C'è una spasmodica frenesia di voler per forza vincere, competere ad alti livelli, anche se ciò comporta la vendità dell' anima al diavolo.
Beh io la mia anima da Laziale non la vendo a nessuno...Vinciamo sono contento, vinciamo poco ? Sono dispiaciuto, vinciamo mai? sSno triste, ma...non abbandono la nave alla deriva, Forza Lazio!
Rispondo a te sul punto, ma la risposta vale a chi mi ricordava che i suoi fratelli andavano a vedere Cupini e Piraccini.
C'ero anche io all'epoca come ci sono oggi a vedermi Novaretti e Ledesma, con Klose che vale il Giordano dell'epoca (paragone un po' forzato ma ci sta tutto).
Cosa vuol dire vendersi l'anima? Che senso ha porsi questo interrogativo? I presidenti passano, le storie passano, non c'è la Lazio, ma 114 Lazio e una tifoseria che la segue sempre. Quella di oggi non si sente adeguatamente rappresentata nelle sue speranze e nelle sue possibilità.

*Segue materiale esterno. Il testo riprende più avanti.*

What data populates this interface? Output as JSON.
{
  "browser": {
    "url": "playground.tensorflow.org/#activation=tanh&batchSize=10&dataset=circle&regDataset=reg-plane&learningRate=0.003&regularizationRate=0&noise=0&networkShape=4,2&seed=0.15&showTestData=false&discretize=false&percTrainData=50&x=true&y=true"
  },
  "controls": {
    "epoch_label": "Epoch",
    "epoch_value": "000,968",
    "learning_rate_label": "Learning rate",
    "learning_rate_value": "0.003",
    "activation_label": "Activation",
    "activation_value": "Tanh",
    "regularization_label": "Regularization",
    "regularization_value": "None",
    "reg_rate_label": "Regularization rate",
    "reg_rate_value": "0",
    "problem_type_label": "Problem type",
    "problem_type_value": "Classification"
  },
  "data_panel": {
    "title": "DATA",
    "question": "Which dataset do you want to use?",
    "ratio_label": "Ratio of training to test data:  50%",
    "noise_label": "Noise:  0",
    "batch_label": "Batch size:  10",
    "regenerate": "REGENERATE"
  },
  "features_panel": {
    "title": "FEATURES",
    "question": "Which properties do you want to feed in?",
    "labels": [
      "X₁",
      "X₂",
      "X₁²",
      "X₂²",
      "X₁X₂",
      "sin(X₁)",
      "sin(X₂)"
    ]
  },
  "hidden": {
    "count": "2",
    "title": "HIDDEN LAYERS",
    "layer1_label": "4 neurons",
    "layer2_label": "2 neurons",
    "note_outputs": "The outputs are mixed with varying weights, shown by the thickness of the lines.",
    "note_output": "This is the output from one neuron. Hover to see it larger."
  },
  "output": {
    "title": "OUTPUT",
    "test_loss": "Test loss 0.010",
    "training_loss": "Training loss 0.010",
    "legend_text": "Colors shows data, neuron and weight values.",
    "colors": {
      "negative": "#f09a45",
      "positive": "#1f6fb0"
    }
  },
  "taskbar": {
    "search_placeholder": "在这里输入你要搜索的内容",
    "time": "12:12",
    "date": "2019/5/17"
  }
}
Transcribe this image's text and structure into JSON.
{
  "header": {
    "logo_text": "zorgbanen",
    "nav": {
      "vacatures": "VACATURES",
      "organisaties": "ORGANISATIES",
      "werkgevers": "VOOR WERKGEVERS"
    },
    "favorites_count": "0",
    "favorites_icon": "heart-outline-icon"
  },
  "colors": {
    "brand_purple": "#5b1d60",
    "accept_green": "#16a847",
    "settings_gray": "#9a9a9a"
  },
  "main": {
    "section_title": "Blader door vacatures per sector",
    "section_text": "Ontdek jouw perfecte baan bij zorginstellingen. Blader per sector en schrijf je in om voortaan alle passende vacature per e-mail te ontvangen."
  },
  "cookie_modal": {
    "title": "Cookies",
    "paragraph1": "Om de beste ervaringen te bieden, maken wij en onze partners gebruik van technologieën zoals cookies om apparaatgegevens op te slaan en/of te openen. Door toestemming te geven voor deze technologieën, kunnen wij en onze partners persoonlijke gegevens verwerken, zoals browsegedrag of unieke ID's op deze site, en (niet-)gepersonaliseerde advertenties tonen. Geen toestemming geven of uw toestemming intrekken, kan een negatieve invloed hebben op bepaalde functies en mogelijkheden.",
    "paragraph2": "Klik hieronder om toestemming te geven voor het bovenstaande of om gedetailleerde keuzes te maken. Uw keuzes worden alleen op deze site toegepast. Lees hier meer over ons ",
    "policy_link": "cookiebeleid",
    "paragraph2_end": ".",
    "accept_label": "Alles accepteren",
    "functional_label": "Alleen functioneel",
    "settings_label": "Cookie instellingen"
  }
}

COntinuare a riproporre l'eroismo degli anni 80 quando sbuffavamo in lungo e in largo, tra Cava dei Tirreni e Catanzaro, Della Martira e Mandelli, non ha senso alcuno. La Lazio da allora è ri-diventata una grande ed è entrata stabilmente nel gruppone di testa del calcio italiano, anche se da posizioni di rincalzo. In questo quadro arrivare al nono posto significa essere arrivati in fondo al gruppo dei vincitori: non se ne accorge nessuno, nemmeno un De Zan redivivo.